L'Anticonformiste by L'Anticonformiste

L'Anticonformiste by L'Anticonformiste

Auteur:L'Anticonformiste
La langue: fra
Format: epub, mobi
ISBN: EPUB9782207110997
Éditeur: Editions Denoël
Publié: 2011-01-20T05:00:00+00:00


Vous parliez d’une filiation. Vous diriez qu’elle va des sophistes grecs aux existentialistes et aux grands penseurs de la phénoménologie, comme Merleau-Ponty ou Husserl, en passant par certains humanistes antérieurs même au siècle des Lumières ?
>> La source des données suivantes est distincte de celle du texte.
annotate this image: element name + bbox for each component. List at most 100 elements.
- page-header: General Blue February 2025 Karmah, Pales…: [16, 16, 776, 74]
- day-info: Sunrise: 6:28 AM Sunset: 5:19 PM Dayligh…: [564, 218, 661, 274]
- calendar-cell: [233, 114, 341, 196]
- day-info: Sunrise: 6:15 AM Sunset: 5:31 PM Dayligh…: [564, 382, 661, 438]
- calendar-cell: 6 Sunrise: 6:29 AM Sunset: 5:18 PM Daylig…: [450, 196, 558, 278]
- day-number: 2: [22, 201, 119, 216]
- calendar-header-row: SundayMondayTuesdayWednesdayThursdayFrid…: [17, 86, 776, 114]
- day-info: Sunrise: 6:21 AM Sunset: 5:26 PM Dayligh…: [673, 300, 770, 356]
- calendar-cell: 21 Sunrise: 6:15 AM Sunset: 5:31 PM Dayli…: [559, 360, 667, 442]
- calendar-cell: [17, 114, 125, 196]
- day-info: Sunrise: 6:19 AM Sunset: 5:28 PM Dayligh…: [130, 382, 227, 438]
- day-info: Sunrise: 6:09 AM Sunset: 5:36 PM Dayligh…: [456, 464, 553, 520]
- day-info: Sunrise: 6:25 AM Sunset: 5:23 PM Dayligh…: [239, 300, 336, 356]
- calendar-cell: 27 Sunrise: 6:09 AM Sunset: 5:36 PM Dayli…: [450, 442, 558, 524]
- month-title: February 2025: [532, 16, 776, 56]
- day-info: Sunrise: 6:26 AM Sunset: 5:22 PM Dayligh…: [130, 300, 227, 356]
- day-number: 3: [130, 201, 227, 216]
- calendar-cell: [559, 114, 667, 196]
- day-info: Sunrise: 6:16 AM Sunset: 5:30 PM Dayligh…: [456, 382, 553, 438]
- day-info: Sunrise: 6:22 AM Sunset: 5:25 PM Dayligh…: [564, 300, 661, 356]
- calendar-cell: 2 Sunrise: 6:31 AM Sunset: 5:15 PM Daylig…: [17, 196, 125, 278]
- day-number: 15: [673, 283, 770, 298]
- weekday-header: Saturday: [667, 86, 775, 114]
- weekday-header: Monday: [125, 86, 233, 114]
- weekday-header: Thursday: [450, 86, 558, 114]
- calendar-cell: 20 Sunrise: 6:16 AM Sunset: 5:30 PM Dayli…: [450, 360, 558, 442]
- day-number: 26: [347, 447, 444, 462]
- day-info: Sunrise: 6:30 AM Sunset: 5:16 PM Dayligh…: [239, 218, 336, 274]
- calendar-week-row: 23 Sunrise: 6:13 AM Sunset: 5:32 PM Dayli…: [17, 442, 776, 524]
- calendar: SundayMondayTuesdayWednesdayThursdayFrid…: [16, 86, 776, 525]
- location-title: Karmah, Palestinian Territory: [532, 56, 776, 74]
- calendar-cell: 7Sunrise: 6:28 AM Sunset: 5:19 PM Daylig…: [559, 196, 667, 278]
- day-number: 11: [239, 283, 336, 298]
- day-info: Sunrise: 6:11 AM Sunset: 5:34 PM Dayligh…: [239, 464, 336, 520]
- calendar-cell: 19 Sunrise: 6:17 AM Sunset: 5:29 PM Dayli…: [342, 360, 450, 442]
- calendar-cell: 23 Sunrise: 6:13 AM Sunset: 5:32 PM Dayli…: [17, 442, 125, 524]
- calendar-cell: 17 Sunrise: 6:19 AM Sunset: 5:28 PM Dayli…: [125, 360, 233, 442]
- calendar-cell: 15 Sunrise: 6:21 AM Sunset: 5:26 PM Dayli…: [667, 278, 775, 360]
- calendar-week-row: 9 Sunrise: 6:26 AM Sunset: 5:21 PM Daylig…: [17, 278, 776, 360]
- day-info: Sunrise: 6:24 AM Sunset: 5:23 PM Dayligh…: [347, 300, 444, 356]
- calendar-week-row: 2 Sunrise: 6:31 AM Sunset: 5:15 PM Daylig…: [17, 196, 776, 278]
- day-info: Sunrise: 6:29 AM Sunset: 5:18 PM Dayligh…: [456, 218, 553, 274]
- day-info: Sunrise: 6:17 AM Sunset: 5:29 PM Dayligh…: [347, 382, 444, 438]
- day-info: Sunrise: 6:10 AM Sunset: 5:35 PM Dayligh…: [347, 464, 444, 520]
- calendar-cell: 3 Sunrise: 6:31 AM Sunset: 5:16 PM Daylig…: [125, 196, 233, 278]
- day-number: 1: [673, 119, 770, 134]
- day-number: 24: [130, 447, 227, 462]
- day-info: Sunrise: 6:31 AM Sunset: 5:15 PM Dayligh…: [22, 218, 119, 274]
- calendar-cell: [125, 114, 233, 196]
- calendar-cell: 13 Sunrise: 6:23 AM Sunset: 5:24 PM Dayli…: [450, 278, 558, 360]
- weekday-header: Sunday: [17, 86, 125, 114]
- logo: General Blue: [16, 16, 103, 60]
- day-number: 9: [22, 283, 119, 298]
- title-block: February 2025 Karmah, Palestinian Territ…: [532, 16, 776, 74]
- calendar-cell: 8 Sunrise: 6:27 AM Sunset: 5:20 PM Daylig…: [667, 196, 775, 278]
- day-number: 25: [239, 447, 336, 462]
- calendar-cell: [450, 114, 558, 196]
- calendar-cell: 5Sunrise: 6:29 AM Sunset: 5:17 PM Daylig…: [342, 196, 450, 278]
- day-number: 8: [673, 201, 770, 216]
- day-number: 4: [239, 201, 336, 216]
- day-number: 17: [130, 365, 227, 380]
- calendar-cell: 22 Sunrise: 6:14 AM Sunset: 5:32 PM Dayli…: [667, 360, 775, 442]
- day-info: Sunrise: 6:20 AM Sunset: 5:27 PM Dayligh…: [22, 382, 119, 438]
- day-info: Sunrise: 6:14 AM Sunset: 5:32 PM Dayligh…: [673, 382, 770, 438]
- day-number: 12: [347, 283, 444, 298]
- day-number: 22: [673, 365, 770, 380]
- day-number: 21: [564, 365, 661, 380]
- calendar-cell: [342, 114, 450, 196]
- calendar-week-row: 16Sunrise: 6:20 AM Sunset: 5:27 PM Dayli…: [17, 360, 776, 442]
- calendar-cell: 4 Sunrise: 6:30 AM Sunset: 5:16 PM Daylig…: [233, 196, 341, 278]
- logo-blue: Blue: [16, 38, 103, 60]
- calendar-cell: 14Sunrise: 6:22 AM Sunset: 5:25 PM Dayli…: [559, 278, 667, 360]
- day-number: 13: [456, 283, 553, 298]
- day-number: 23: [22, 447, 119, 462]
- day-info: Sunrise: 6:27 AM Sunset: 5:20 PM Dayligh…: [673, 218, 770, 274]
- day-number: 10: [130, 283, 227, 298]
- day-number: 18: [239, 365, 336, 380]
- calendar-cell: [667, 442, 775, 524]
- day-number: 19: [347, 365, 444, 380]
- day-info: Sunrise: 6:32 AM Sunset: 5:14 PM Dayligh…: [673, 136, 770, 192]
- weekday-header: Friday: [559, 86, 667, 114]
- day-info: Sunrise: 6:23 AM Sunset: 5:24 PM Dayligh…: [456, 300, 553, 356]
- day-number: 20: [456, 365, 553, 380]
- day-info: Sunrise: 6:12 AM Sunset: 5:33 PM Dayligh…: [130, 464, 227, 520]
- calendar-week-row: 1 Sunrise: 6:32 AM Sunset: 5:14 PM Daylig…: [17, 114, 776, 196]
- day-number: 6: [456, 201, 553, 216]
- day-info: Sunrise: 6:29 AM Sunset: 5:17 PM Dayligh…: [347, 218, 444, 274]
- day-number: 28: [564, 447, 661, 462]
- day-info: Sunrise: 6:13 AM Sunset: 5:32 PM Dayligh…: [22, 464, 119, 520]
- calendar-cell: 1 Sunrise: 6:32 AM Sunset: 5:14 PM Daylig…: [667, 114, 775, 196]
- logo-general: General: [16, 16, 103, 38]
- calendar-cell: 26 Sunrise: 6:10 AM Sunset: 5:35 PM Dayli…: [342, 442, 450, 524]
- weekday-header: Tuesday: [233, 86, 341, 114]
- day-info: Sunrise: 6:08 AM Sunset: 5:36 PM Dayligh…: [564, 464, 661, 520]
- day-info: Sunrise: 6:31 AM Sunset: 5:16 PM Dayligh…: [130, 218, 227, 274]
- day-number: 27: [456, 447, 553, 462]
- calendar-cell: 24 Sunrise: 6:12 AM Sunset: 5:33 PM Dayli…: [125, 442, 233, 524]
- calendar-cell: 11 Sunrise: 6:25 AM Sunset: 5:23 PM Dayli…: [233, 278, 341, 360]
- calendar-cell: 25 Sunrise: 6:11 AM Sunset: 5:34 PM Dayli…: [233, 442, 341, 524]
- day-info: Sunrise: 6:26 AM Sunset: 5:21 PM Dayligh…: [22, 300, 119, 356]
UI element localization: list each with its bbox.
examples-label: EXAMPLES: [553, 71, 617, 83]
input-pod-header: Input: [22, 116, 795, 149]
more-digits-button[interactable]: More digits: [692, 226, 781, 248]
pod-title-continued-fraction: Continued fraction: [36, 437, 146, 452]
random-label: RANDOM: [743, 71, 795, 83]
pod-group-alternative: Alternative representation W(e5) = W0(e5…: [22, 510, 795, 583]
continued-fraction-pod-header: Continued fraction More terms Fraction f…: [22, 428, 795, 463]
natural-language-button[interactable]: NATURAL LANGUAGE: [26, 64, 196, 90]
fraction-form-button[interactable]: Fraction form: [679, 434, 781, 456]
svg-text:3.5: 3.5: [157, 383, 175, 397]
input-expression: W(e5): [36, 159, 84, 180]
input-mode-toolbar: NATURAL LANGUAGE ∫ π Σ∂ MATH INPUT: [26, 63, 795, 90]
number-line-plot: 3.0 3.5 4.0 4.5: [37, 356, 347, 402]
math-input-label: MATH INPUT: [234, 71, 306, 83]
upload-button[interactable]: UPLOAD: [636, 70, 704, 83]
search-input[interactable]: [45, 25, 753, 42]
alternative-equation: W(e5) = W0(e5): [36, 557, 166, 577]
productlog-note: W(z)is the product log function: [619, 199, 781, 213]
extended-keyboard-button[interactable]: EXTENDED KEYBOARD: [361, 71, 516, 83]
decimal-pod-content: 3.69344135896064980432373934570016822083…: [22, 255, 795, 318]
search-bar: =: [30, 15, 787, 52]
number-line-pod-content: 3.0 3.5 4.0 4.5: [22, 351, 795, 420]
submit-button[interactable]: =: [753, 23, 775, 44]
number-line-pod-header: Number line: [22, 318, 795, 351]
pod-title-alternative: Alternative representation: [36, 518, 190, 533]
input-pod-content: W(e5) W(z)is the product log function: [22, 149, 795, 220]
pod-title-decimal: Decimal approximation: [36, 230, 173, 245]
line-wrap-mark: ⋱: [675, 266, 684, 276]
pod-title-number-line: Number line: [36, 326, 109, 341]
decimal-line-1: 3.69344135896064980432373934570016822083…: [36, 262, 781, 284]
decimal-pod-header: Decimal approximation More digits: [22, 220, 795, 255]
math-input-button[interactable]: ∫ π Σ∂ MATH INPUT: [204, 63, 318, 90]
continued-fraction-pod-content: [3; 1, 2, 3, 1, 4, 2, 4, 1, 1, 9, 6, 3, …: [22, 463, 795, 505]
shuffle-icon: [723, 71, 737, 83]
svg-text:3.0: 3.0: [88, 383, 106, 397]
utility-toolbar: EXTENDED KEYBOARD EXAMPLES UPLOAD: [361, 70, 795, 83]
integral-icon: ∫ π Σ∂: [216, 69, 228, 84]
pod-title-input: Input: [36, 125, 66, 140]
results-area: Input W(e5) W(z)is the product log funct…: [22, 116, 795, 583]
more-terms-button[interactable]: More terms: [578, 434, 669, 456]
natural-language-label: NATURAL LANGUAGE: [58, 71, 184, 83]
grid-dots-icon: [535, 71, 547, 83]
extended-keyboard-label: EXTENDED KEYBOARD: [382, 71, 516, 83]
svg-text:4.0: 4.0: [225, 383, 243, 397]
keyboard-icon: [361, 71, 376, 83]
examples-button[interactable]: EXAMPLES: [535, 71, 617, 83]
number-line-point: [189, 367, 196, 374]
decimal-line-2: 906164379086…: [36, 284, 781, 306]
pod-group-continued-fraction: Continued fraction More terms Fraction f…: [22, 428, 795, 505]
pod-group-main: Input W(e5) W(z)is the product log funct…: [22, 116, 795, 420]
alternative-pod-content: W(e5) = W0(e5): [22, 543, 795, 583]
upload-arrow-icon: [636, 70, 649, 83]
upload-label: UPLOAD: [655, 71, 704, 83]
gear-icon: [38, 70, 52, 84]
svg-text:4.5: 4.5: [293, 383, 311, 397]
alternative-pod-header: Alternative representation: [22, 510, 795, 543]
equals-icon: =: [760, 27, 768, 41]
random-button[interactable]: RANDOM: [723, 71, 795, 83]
Cette filiation constitue un point essentiel. C’est une histoire vraiment admirable et passionnante. Dans la lignée que vous évoquez, et bien avant nos philosophes contemporains, il faut réserver une place particulière à Pic de La Mirandole. En effet, dans son Discours sur la dignité de l’homme (De dignitate hominis), un texte écrit à la toute fin du XVe siècle (1486), il souligne déjà combien l’homme est hors échelle, hors hiérarchie, sans place particulière assignée dans l’ordre du monde, mais aussi sans archétype qui servirait de modèle à sa création et lui prescrirait une destinée préformée. Comme le dira Sartre exactement dans le même sens que Pic, mais sans le savoir : en l’homme, « l’existence précède l’essence ». Pic de La Mirandole, alors un très jeune homme, sans doute l’un des plus doués de son temps, prend l’initiative d’organiser un gigantesque colloque réunissant toutes les compétences de son époque autour de la question du propre de l’homme. Lui-même lit, en dehors de l’italien, sa langue maternelle, l’hébreu, l’arabe, le grec, le latin, le français et l’allemand. Ce garçon, d’une culture hors du commun pour son époque et son âge, perçoit très bien que dans l’univers du Moyen ge, dans l’univers chrétien, on ne valorise la dignité de l’homme qu’en tant qu’être intermédiaire — mi-ange mi-bête, pour parodier Pascal.

L’idée grecque d’une hiérarchie aristocratique des êtres, l’homme occupant l’échelon intermédiaire entre le divin et l’animal, s’est perpétuée tout au long du Moyen ge. Elle est même consubstantielle au monde féodal et à l’univers hiérarchisé dont elle constitue, pour ainsi dire, le double cosmologique. Pic la juge pourtant insatisfaisante : si l’homme est un intermédiaire entre les anges et les bêtes, on ne voit pas pourquoi, dit-il en substance, on ne devrait pas préférer les anges. Or, l’homme lui paraît admirable entre toutes les créatures, supérieur même aux anges qui, en un sens, ne peuvent que faire le bien tandis que l’homme, comme il va tâcher de le montrer, est libre d’inventer son destin, donc de faire aussi le mal. Cette ligne argumentative ancienne ne lui semble donc pas apporter la bonne réponse à la question du « propre » de l’humain. Ce qui caractérise celui-ci, explique Pic, ce n’est pas la place qu’il occupe sur l’échelle entre les dieux et les animaux, c’est le fait qu’il est justement hors échelle, qu’il est pour ainsi dire un électron libre, raison pour laquelle Pic de La Mirandole le compare à un caméléon qui peut adopter toutes les destinées. En effet, si l’homme n’est rien au départ, s’il n’a aucune identité préformée, pas d’essence entendue comme une idée platonicienne, pas d’archétype ni de modèle, à la différence de toutes les autres créatures, s’il peut devenir ceci aussi bien que cela, c’est qu’il est l’être des possibles. Or, cela s’appelle la liberté.